Throughout the development of this R2 wave, we looked closely at what organizations needed and wanted from the cloud. A major piece of feedback was the desire to build an app once and then have that app live in any data center or cloud. For the first time this kind of functionality is now available. Whether your app is in a private, public, or hosted cloud, the developers and IT Professionals in you organization will have consistency across clouds.

One of the elements that I’m sure will be especially popular is the flexibility and portability of this PaaS. I’ve had countless customers comment that they love the idea of PaaS, but don’t want to be locked-in or restricted to only running it in specific data centers. Now, our customers and partners can build a PaaS app and run it anywhere. This is huge! Over the last two years the market has really began to grasp what PaaS has to offer, and now the benefits (auto-scale, agility, flexibility, etc.) are easily accessible and consistent across the private, hosted and public clouds Microsoft delivers.

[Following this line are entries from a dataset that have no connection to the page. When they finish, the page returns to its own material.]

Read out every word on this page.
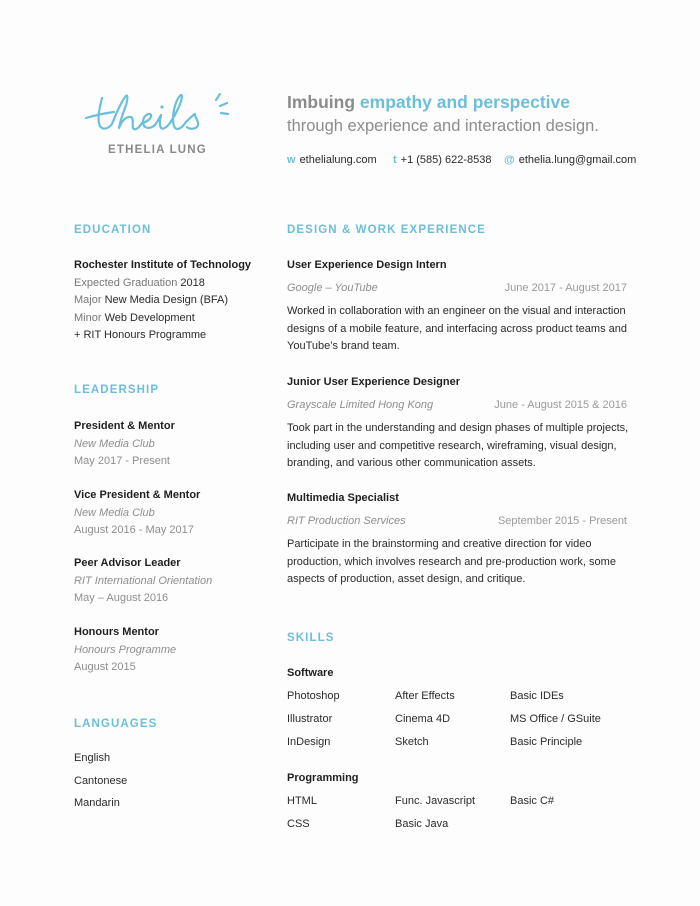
ETHELIA LUNG
Imbuing empathy and perspective
through experience and interaction design.
w ethelialung.com t +1 (585) 622-8538 @ ethelia.lung@gmail.com
EDUCATION
Rochester Institute of Technology
Expected Graduation 2018
Major New Media Design (BFA)
Minor Web Development
+ RIT Honours Programme
LEADERSHIP
President & Mentor
New Media Club
May 2017 - Present
Vice President & Mentor
New Media Club
August 2016 - May 2017
Peer Advisor Leader
RIT International Orientation
May – August 2016
Honours Mentor
Honours Programme
August 2015
LANGUAGES
English
Cantonese
Mandarin
DESIGN & WORK EXPERIENCE
User Experience Design Intern
Google – YouTube	June 2017 - August 2017
Worked in collaboration with an engineer on the visual and interaction designs of a mobile feature, and interfacing across product teams and YouTube’s brand team.
Junior User Experience Designer
Grayscale Limited Hong Kong	June - August 2015 & 2016
Took part in the understanding and design phases of multiple projects, including user and competitive research, wireframing, visual design, branding, and various other communication assets.
Multimedia Specialist
RIT Production Services	September 2015 - Present
Participate in the brainstorming and creative direction for video production, which involves research and pre-production work, some aspects of production, asset design, and critique.
SKILLS
Software
Photoshop	After Effects	Basic IDEs
Illustrator	Cinema 4D	MS Office / GSuite
InDesign	Sketch	Basic Principle
Programming
HTML	Func. Javascript	Basic C#
CSS	Basic Java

This post will spend a lot of time talking about Web Sites for Windows Azure and how this high density web site hosting delivers a level of power, functionality, and consistency that is genuinely next-gen.

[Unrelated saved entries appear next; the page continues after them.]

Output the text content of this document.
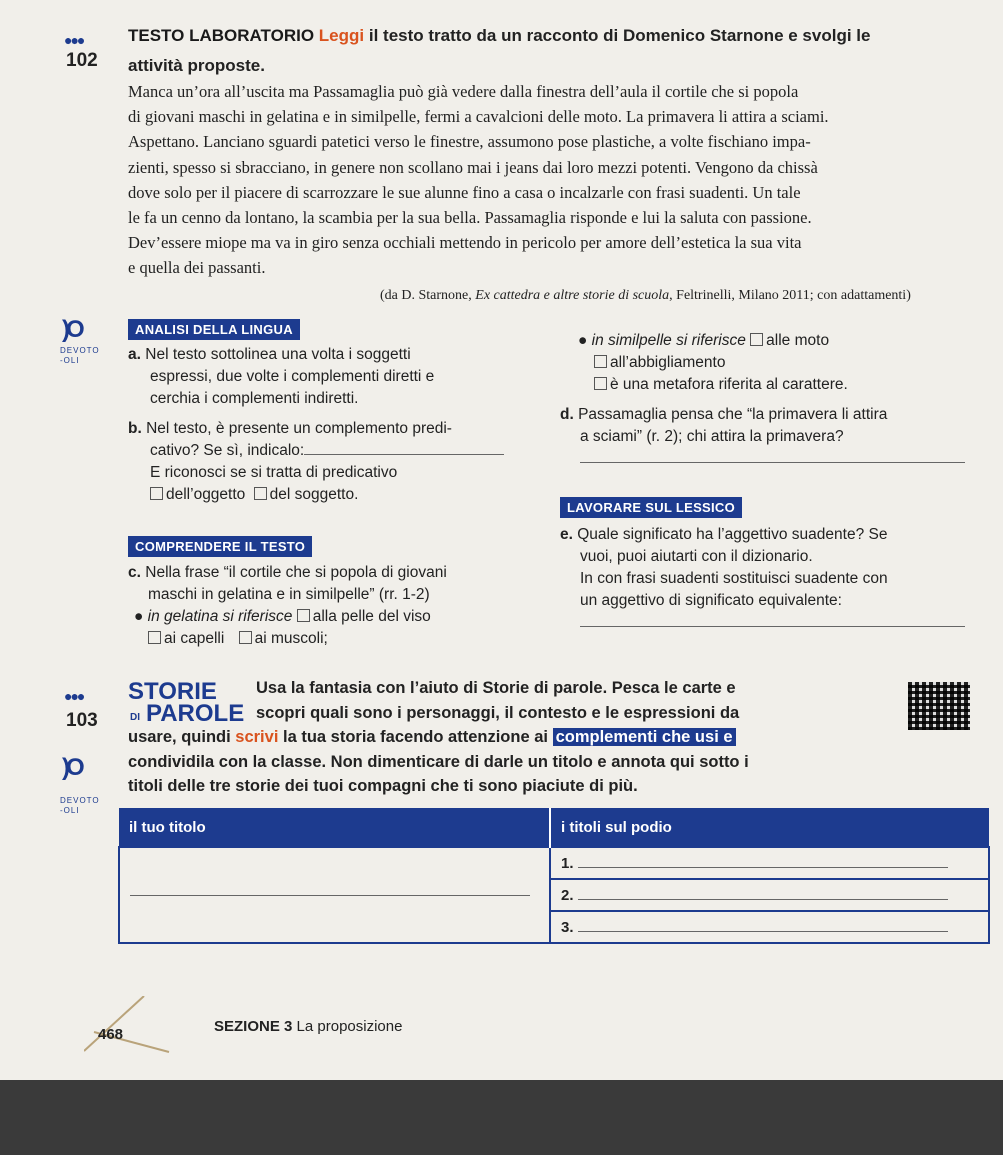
●●●
102
TESTO LABORATORIO Leggi il testo tratto da un racconto di Domenico Starnone e svolgi le
attività proposte.
Manca un’ora all’uscita ma Passamaglia può già vedere dalla finestra dell’aula il cortile che si popola
di giovani maschi in gelatina e in similpelle, fermi a cavalcioni delle moto. La primavera li attira a sciami.
Aspettano. Lanciano sguardi patetici verso le finestre, assumono pose plastiche, a volte fischiano impa-
zienti, spesso si sbracciano, in genere non scollano mai i jeans dai loro mezzi potenti. Vengono da chissà
dove solo per il piacere di scarrozzare le sue alunne fino a casa o incalzarle con frasi suadenti. Un tale
le fa un cenno da lontano, la scambia per la sua bella. Passamaglia risponde e lui la saluta con passione.
Dev’essere miope ma va in giro senza occhiali mettendo in pericolo per amore dell’estetica la sua vita
e quella dei passanti.
(da D. Starnone, Ex cattedra e altre storie di scuola, Feltrinelli, Milano 2011; con adattamenti)
)O
DEVOTO
-OLI
ANALISI DELLA LINGUA
a. Nel testo sottolinea una volta i soggetti
espressi, due volte i complementi diretti e
cerchia i complementi indiretti.
b. Nel testo, è presente un complemento predi-
cativo? Se sì, indicalo:
E riconosci se si tratta di predicativo
dell’oggetto del soggetto.
● in similpelle si riferisce alle moto
all’abbigliamento
è una metafora riferita al carattere.
d. Passamaglia pensa che “la primavera li attira
a sciami” (r. 2); chi attira la primavera?
LAVORARE SUL LESSICO
e. Quale significato ha l’aggettivo suadente? Se
vuoi, puoi aiutarti con il dizionario.
In con frasi suadenti sostituisci suadente con
un aggettivo di significato equivalente:
COMPRENDERE IL TESTO
c. Nella frase “il cortile che si popola di giovani
maschi in gelatina e in similpelle” (rr. 1-2)
● in gelatina si riferisce alla pelle del viso
ai capelli ai muscoli;
●●●
103
STORIE
DI PAROLE
Usa la fantasia con l’aiuto di Storie di parole. Pesca le carte e
scopri quali sono i personaggi, il contesto e le espressioni da
usare, quindi scrivi la tua storia facendo attenzione ai complementi che usi e
condividila con la classe. Non dimenticare di darle un titolo e annota qui sotto i
titoli delle tre storie dei tuoi compagni che ti sono piaciute di più.
)O
DEVOTO
-OLI
il tuo titolo	i titoli sul podio

	1.
	2.
	3.
468	SEZIONE 3 La proposizione
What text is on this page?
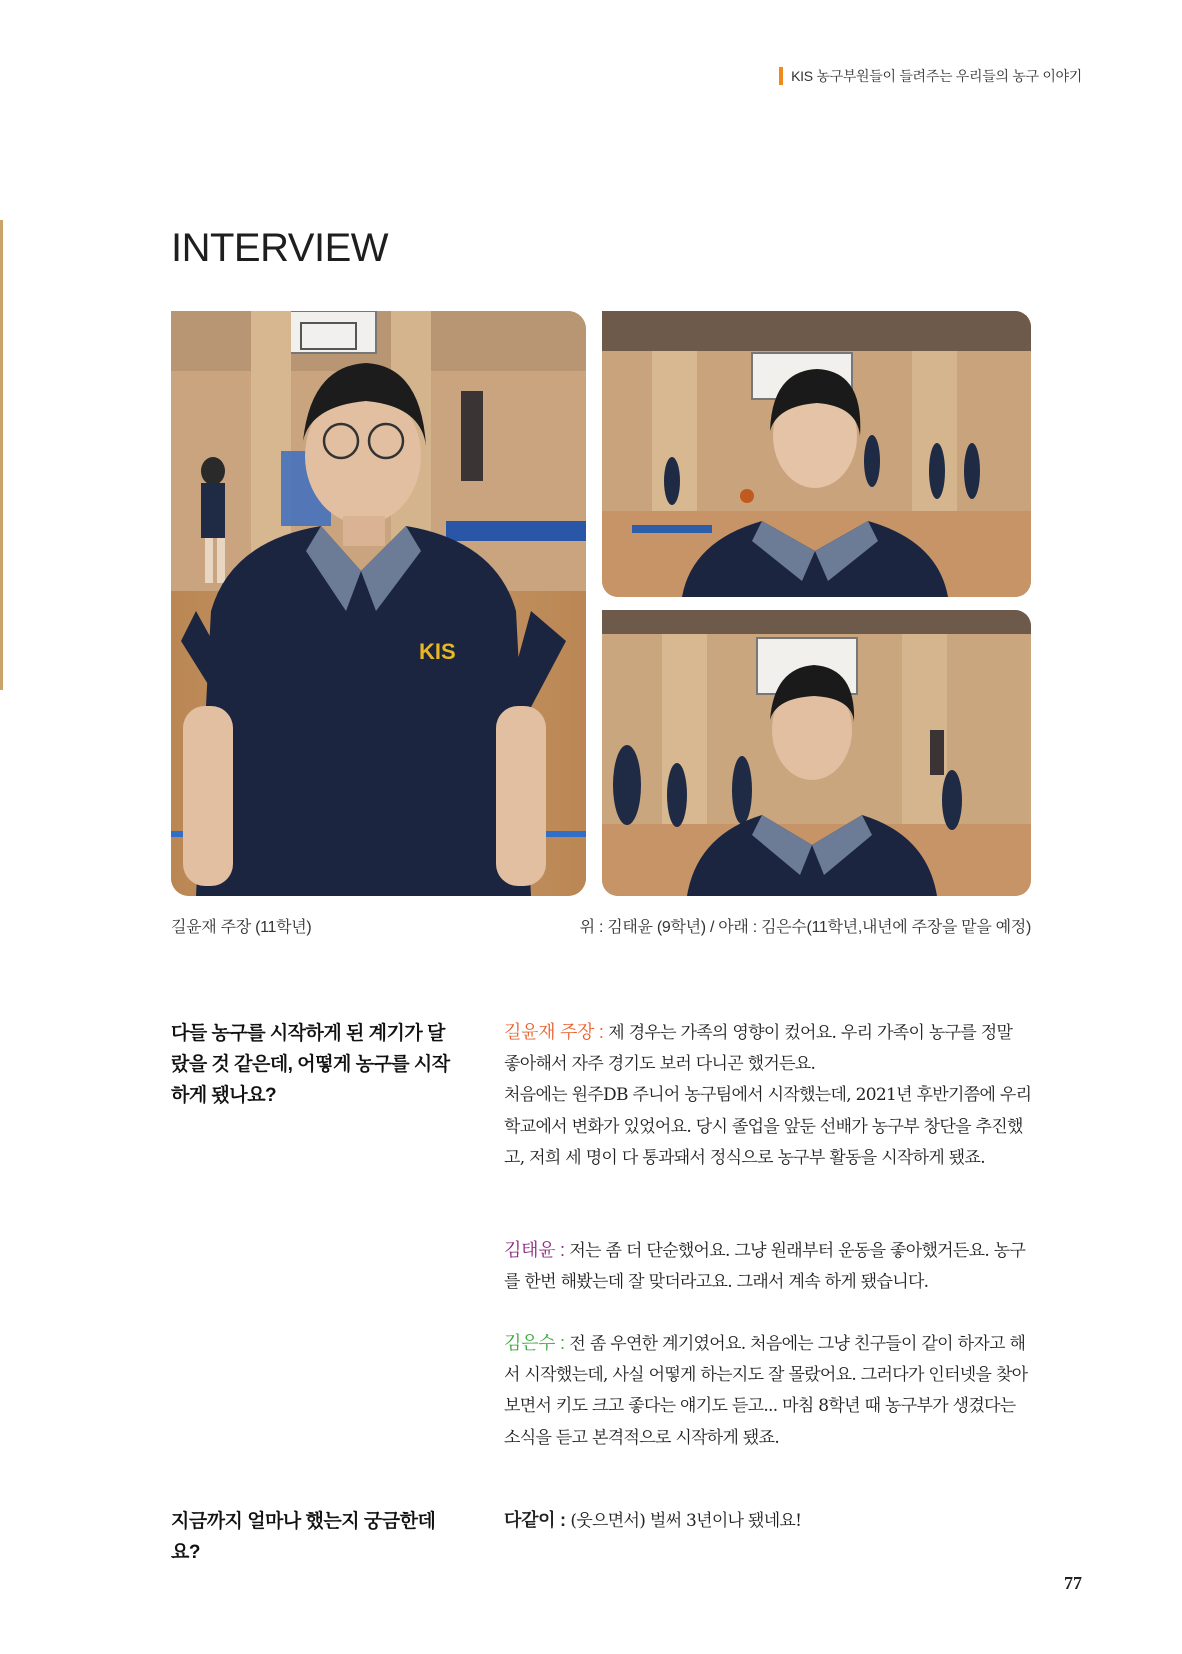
KIS 농구부원들이 들려주는 우리들의 농구 이야기
INTERVIEW
KIS
길윤재 주장 (11학년)	위 : 김태윤 (9학년) / 아래 : 김은수(11학년,내년에 주장을 맡을 예정)
다들 농구를 시작하게 된 계기가 달랐을 것 같은데, 어떻게 농구를 시작하게 됐나요?

길윤재 주장 : 제 경우는 가족의 영향이 컸어요. 우리 가족이 농구를 정말 좋아해서 자주 경기도 보러 다니곤 했거든요.

처음에는 원주DB 주니어 농구팀에서 시작했는데, 2021년 후반기쯤에 우리 학교에서 변화가 있었어요. 당시 졸업을 앞둔 선배가 농구부 창단을 추진했고, 저희 세 명이 다 통과돼서 정식으로 농구부 활동을 시작하게 됐죠.

김태윤 : 저는 좀 더 단순했어요. 그냥 원래부터 운동을 좋아했거든요. 농구를 한번 해봤는데 잘 맞더라고요. 그래서 계속 하게 됐습니다.

김은수 : 전 좀 우연한 계기였어요. 처음에는 그냥 친구들이 같이 하자고 해서 시작했는데, 사실 어떻게 하는지도 잘 몰랐어요. 그러다가 인터넷을 찾아보면서 키도 크고 좋다는 얘기도 듣고... 마침 8학년 때 농구부가 생겼다는 소식을 듣고 본격적으로 시작하게 됐죠.

지금까지 얼마나 했는지 궁금한데요?

다같이 : (웃으면서) 벌써 3년이나 됐네요!

77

Microsoft is literally the only company offering these kinds of capabilities across clouds – and I am proud to say that we are the only ones with a sustained track record of enterprise-grade execution.

With the features added by the WAP, organizations can now take advantage of PaaS without being locked into a cloud. This is, at its core, the embodiment of Microsoft’s commitment to make consistency across clouds a workable, viable reality.

This is genuinely PaaS for the modern web.

Today’s post was written by Bradley Bartz, a Principal Program Manager from Windows Azure. For more information about the technology discussed here, or to see demos of these features in action, check out the “Next Steps” at the bottom of this post.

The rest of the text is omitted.